Abstract
Background: Poultry industries play an important role in the human food supply. Newcastle disease virus (NDV), Infectious bronchitis virus (IBV), and Avian influenza virus (AIV) can cause epizootic outbreaks in poultry industries and lead to extensive economic losses. Furthermore, these viruses can also infect wild birds, and avian influenza virus is a serious threat to humans. Here, a multiepitope vaccine has been designed to induce an immune response against IBV, NDV, and AIV using extensive bioinformatics tools.

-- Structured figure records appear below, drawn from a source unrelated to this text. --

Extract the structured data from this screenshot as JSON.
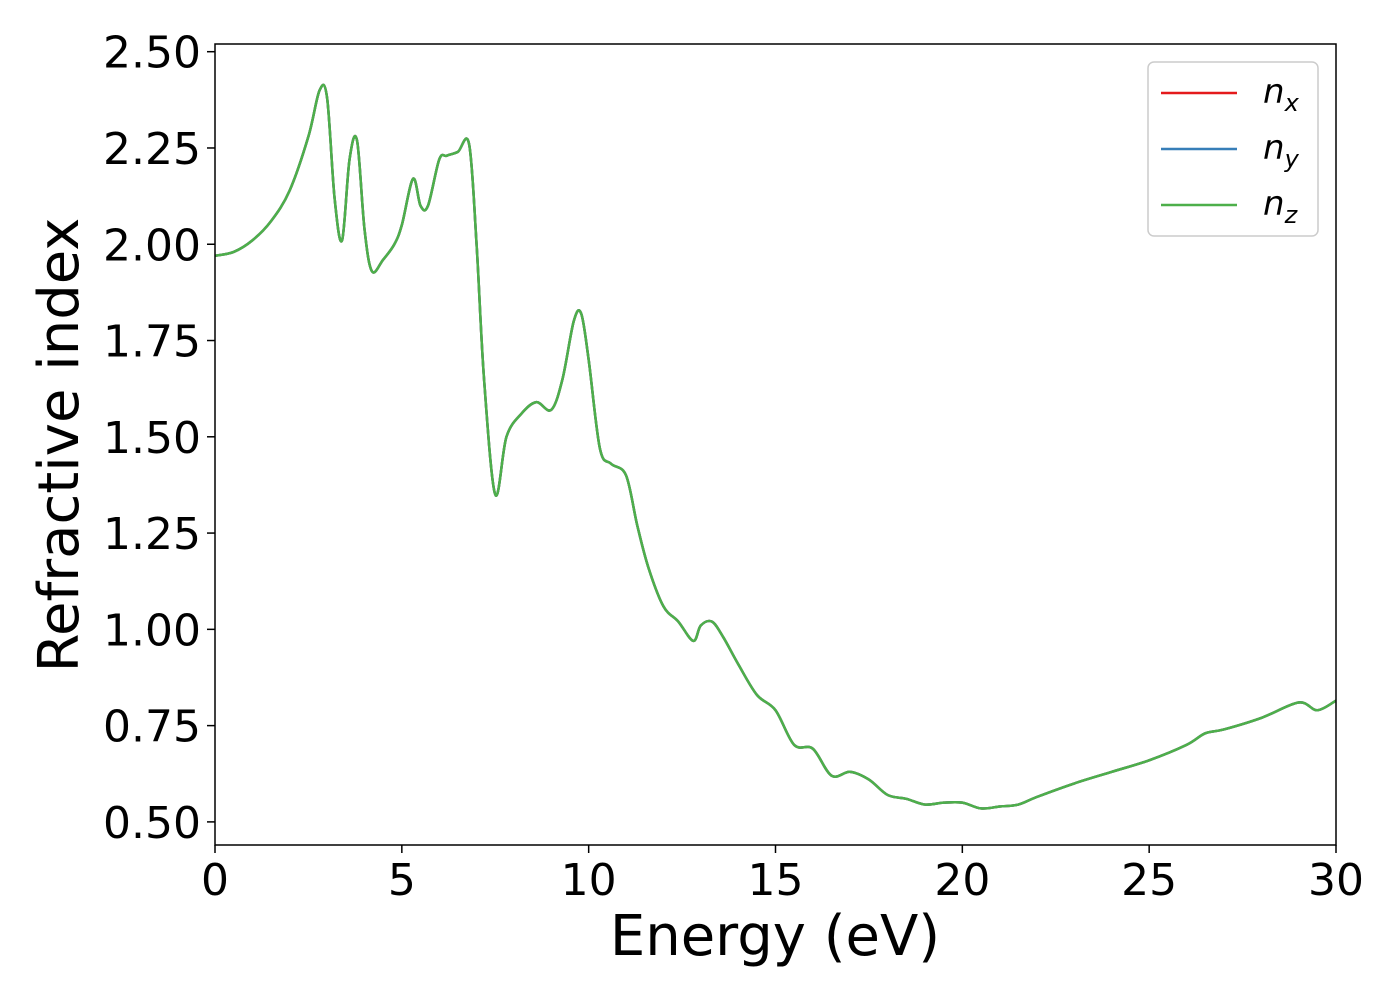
{
  "chart_data": {
    "type": "line",
    "title": "",
    "xlabel": "Energy (eV)",
    "ylabel": "Refractive index",
    "xlim": [
      0,
      30
    ],
    "ylim": [
      0.44,
      2.52
    ],
    "xticks": [
      0,
      5,
      10,
      15,
      20,
      25,
      30
    ],
    "xtick_labels": [
      "0",
      "5",
      "10",
      "15",
      "20",
      "25",
      "30"
    ],
    "yticks": [
      0.5,
      0.75,
      1.0,
      1.25,
      1.5,
      1.75,
      2.0,
      2.25,
      2.5
    ],
    "ytick_labels": [
      "0.50",
      "0.75",
      "1.00",
      "1.25",
      "1.50",
      "1.75",
      "2.00",
      "2.25",
      "2.50"
    ],
    "grid": false,
    "legend_placement": "top-right",
    "x": [
      0,
      0.5,
      1.0,
      1.5,
      2.0,
      2.5,
      2.8,
      3.0,
      3.2,
      3.4,
      3.6,
      3.8,
      4.0,
      4.2,
      4.5,
      4.8,
      5.0,
      5.3,
      5.5,
      5.7,
      6.0,
      6.2,
      6.5,
      6.8,
      7.0,
      7.2,
      7.5,
      7.8,
      8.2,
      8.6,
      9.0,
      9.3,
      9.6,
      9.8,
      10.0,
      10.3,
      10.6,
      11.0,
      11.3,
      11.6,
      12.0,
      12.4,
      12.8,
      13.0,
      13.3,
      13.6,
      14.0,
      14.5,
      15.0,
      15.5,
      16.0,
      16.5,
      17.0,
      17.5,
      18.0,
      18.5,
      19.0,
      19.5,
      20.0,
      20.5,
      21.0,
      21.5,
      22.0,
      23.0,
      24.0,
      25.0,
      26.0,
      26.5,
      27.0,
      28.0,
      29.0,
      29.5,
      30.0
    ],
    "series": [
      {
        "name": "n_x",
        "color": "#e41a1c",
        "values": [
          1.97,
          1.98,
          2.01,
          2.06,
          2.14,
          2.28,
          2.4,
          2.38,
          2.12,
          2.01,
          2.22,
          2.27,
          2.04,
          1.93,
          1.96,
          2.0,
          2.05,
          2.17,
          2.1,
          2.1,
          2.22,
          2.23,
          2.24,
          2.26,
          2.0,
          1.65,
          1.35,
          1.5,
          1.56,
          1.59,
          1.57,
          1.65,
          1.8,
          1.82,
          1.7,
          1.47,
          1.43,
          1.4,
          1.27,
          1.16,
          1.06,
          1.02,
          0.97,
          1.01,
          1.02,
          0.98,
          0.91,
          0.83,
          0.79,
          0.7,
          0.69,
          0.62,
          0.63,
          0.61,
          0.57,
          0.56,
          0.545,
          0.55,
          0.55,
          0.535,
          0.54,
          0.545,
          0.565,
          0.6,
          0.63,
          0.66,
          0.7,
          0.73,
          0.74,
          0.77,
          0.81,
          0.79,
          0.815
        ]
      },
      {
        "name": "n_y",
        "color": "#377eb8",
        "values": [
          1.97,
          1.98,
          2.01,
          2.06,
          2.14,
          2.28,
          2.4,
          2.38,
          2.12,
          2.01,
          2.22,
          2.27,
          2.04,
          1.93,
          1.96,
          2.0,
          2.05,
          2.17,
          2.1,
          2.1,
          2.22,
          2.23,
          2.24,
          2.26,
          2.0,
          1.65,
          1.35,
          1.5,
          1.56,
          1.59,
          1.57,
          1.65,
          1.8,
          1.82,
          1.7,
          1.47,
          1.43,
          1.4,
          1.27,
          1.16,
          1.06,
          1.02,
          0.97,
          1.01,
          1.02,
          0.98,
          0.91,
          0.83,
          0.79,
          0.7,
          0.69,
          0.62,
          0.63,
          0.61,
          0.57,
          0.56,
          0.545,
          0.55,
          0.55,
          0.535,
          0.54,
          0.545,
          0.565,
          0.6,
          0.63,
          0.66,
          0.7,
          0.73,
          0.74,
          0.77,
          0.81,
          0.79,
          0.815
        ]
      },
      {
        "name": "n_z",
        "color": "#4daf4a",
        "values": [
          1.97,
          1.98,
          2.01,
          2.06,
          2.14,
          2.28,
          2.4,
          2.38,
          2.12,
          2.01,
          2.22,
          2.27,
          2.04,
          1.93,
          1.96,
          2.0,
          2.05,
          2.17,
          2.1,
          2.1,
          2.22,
          2.23,
          2.24,
          2.26,
          2.0,
          1.65,
          1.35,
          1.5,
          1.56,
          1.59,
          1.57,
          1.65,
          1.8,
          1.82,
          1.7,
          1.47,
          1.43,
          1.4,
          1.27,
          1.16,
          1.06,
          1.02,
          0.97,
          1.01,
          1.02,
          0.98,
          0.91,
          0.83,
          0.79,
          0.7,
          0.69,
          0.62,
          0.63,
          0.61,
          0.57,
          0.56,
          0.545,
          0.55,
          0.55,
          0.535,
          0.54,
          0.545,
          0.565,
          0.6,
          0.63,
          0.66,
          0.7,
          0.73,
          0.74,
          0.77,
          0.81,
          0.79,
          0.815
        ]
      }
    ],
    "legend": [
      {
        "base": "n",
        "sub": "x",
        "color": "#e41a1c"
      },
      {
        "base": "n",
        "sub": "y",
        "color": "#377eb8"
      },
      {
        "base": "n",
        "sub": "z",
        "color": "#4daf4a"
      }
    ]
  }
}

Methods: To do so, the antigenic proteins, including the hemagglutinin of H5 and H7 subtypes of AIV, nucleocapsid and spike proteins of IBV, and fusion and hemagglutinin-neuraminidase proteins of NDV, have been studied to find immunodominant epitopes with MHC-I/MHC-II binding potential. Four antigenic and non-allergenic epitopes from each antigenic protein were connected to avian beta-defensin 1 as an adjuvant to construct the multiepitope vaccine. To investigate the potential of vaccine-induced activation of toll-like receptors (TLR-2, 5), the tertiary structure of the vaccine was modeled and docked to TLR-2/5 proteins.
Results: Evaluation of the physicochemical properties of the vaccine construct has demonstrated the stability and solubility of the vaccine upon overexpression. The vaccine construct demonstrated antigenicity and was specified as a non-allergenic protein. The vaccine can induce significant cellular and humoral immune responses, and TLR proteins can recognize the vaccine in its three-dimensional form.
Conclusion: Overall, the multiepitope vaccine designed in the present study against IBV, NDV, and AIV shows significant immunological potential that should be further investigated in wet laboratory experiments.